A ese grupo excepcional de los reconocidos y admirados por su pueblo, y hasta en lejanos confines del planeta, pertenece Melba Hernández Rodríguez del Rey, una mujer que como afirma el título de este libro, ha sido y es de todos los tiempos, y también de cualquier parte donde el deber la ha llamado a enfrentar la injusticia.
Melba, junto a Haydée y Celia, están en la cima del nutrido destacamento de combatientes, colaboradoras y simpatizantes de la lucha revolucionaria, que tan importante papel desempeñaron en el último medio siglo de historia cubana. «La miel de su cariño», como dijera Martí, resultó vital para levantarnos después de cada revés con energía multiplicada.
Los cubanos, por idiosincrasia y convicción, vemos la adulonería como uno de los más denigrantes defectos humanos. Por esa razón tratamos de ser exactos y hasta pecamos de parcos al calificar a otras personas, aunque se trate de un ser querido.
Ello no impide a quienes hablan de Melba en estas páginas prodigarle los mejores adjetivos. Lo hacen en el esfuerzo por traducir a palabras el arte del que se vale esta mujer para llevar con honor y dignidad sus muchas glorias; conservar y desarrollar con los años su refinado gusto artístico y rigor intelectual; ser exigente como pocas a la hora del cumplimiento del deber; derrochar valor en la lucha y, a la vez, amor, humildad, sencillez y humor criollo en la vida cotidiana, al extremo de ganarse de inmediato el cariño y la confianza de todos, como si se tratara de la más querida hermana, madre o abuela, en dependencia de la edad de quien tiene el privilegio de conocerla personalmente.
Felicito el esfuerzo de las autoras por permitir a nuestro pueblo, en especial a los más jóvenes, acercarse a la obra y el pensamiento de Melba Hernández, quien constituye un valioso ejemplo de la actitud que debe asumir el revolucionario consecuente, sobre todo, en momentos de peligros y dificultades como los que hoy vive la patria.
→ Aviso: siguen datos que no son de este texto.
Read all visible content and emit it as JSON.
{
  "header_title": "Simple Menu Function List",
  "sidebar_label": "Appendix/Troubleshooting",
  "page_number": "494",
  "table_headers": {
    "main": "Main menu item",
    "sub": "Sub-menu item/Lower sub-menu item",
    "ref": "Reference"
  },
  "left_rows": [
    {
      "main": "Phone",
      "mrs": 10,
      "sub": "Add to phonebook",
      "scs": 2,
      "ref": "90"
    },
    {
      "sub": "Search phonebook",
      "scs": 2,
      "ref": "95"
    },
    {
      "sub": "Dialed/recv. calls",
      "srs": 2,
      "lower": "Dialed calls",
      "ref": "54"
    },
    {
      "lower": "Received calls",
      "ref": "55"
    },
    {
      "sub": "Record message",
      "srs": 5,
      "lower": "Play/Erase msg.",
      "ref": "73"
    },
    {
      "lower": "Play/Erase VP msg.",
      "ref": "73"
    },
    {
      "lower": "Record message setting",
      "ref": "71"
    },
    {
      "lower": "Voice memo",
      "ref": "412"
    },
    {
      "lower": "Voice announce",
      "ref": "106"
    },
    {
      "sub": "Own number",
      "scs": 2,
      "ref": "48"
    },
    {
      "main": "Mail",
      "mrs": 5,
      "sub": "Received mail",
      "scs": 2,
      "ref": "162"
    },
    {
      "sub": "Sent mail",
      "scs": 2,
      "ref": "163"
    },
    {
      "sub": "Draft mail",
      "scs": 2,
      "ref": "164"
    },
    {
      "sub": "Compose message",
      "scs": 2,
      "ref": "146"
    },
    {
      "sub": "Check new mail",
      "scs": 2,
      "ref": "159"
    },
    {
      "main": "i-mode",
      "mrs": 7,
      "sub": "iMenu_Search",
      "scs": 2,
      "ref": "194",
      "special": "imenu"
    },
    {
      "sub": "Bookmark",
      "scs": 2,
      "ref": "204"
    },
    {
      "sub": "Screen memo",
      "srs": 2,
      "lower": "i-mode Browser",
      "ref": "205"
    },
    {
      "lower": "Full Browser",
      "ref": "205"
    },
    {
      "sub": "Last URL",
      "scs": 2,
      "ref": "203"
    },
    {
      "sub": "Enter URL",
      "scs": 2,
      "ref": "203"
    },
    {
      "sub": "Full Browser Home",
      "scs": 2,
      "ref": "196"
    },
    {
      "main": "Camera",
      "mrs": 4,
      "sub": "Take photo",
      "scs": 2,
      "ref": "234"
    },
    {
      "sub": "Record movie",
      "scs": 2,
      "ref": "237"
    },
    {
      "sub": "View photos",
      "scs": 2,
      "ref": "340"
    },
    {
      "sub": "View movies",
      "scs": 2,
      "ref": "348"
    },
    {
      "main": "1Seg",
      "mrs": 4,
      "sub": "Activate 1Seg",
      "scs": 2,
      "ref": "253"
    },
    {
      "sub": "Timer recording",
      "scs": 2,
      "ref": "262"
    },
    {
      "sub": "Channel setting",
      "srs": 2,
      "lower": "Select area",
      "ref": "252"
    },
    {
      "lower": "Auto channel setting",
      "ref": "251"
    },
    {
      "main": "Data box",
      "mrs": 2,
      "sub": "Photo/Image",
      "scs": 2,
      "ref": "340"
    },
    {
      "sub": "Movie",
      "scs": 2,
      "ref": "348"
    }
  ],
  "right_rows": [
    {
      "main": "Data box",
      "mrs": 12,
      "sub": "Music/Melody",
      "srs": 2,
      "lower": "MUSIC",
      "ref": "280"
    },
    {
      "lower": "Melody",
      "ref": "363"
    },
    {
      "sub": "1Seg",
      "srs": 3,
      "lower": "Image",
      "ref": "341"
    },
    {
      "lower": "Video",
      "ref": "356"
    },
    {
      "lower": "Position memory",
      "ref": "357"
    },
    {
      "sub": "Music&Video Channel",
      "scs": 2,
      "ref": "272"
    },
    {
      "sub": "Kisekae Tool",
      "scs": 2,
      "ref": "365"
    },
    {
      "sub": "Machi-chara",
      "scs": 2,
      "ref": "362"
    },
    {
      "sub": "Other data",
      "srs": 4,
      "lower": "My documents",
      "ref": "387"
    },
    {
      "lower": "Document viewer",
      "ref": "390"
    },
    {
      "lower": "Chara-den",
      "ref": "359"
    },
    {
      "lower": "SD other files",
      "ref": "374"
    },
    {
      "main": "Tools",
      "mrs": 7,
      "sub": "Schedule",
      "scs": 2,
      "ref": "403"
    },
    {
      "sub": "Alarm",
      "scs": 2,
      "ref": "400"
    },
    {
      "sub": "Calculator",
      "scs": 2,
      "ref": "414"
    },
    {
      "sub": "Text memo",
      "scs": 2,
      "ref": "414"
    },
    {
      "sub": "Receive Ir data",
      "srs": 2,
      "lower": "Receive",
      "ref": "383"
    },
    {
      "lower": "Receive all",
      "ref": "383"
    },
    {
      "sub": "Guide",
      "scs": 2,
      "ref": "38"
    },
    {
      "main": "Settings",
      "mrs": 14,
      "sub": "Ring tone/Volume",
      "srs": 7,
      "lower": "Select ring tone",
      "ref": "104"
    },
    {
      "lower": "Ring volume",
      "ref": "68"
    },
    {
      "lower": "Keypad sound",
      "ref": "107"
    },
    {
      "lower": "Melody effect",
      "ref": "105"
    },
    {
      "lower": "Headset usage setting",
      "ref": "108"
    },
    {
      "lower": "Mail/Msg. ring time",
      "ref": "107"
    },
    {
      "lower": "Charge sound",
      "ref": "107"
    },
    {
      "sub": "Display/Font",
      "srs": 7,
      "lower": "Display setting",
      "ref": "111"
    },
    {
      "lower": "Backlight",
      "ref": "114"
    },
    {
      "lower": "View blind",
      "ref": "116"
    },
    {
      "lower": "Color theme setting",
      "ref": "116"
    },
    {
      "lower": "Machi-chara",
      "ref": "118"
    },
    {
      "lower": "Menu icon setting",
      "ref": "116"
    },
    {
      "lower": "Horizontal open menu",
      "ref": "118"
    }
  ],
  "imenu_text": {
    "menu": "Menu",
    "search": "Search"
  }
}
No considero por otra parte que el tema esté agotado. Se puede continuar profundizando en la vida de esta infatigable luchadora por Cuba y otros pueblos, en especial, por la gloriosa nación vietnamita, que desde los tiempos de la lucha antiyanqui la adoptó como a una de sus hijas insignes.
Cuento, entre los premios que me ha otorgado la vida, el haber disfrutado durante tantos años del cariño entrañable de Melba, ese ser extraordinario para quien seré eternamente «Raulito» —aunque ya tenga nietos que se afeitan el bigote—, como si en nuestra relación personal el reloj se hubiera detenido en aquella difícil etapa que siguió al asalto al cuartel Moncada, cuando por tener unos años más y gracias a la empatía que surgió entre nosotros, decidió considerarme definitivamente su hermano pequeño.
«Cuba tiene alma», escribió Melba a Jesús Montané, ya entonces su esposo, cuando este último guardaba prisión tras el desembarco del Granma. No era una idea abstracta o simplemente una frase bonita, sino algo palpable en la actitud valiente y digna de los cubanos de aquellos años y que sigue presente, aún con mayor fuerza, en los que hoy enfrentan sin la menor vacilación el enorme desafío de defender el socialismo frente a las costas de la superpotencia imperialista.
Esa alma cubana vivirá por siempre, porque nunca faltarán a este pueblo hombres y mujeres que como Melba, hacen del deber, el patriotismo, la fidelidad, la solidaridad y el amor infinito al ser humano, el sentido y el objetivo supremo de sus vidas.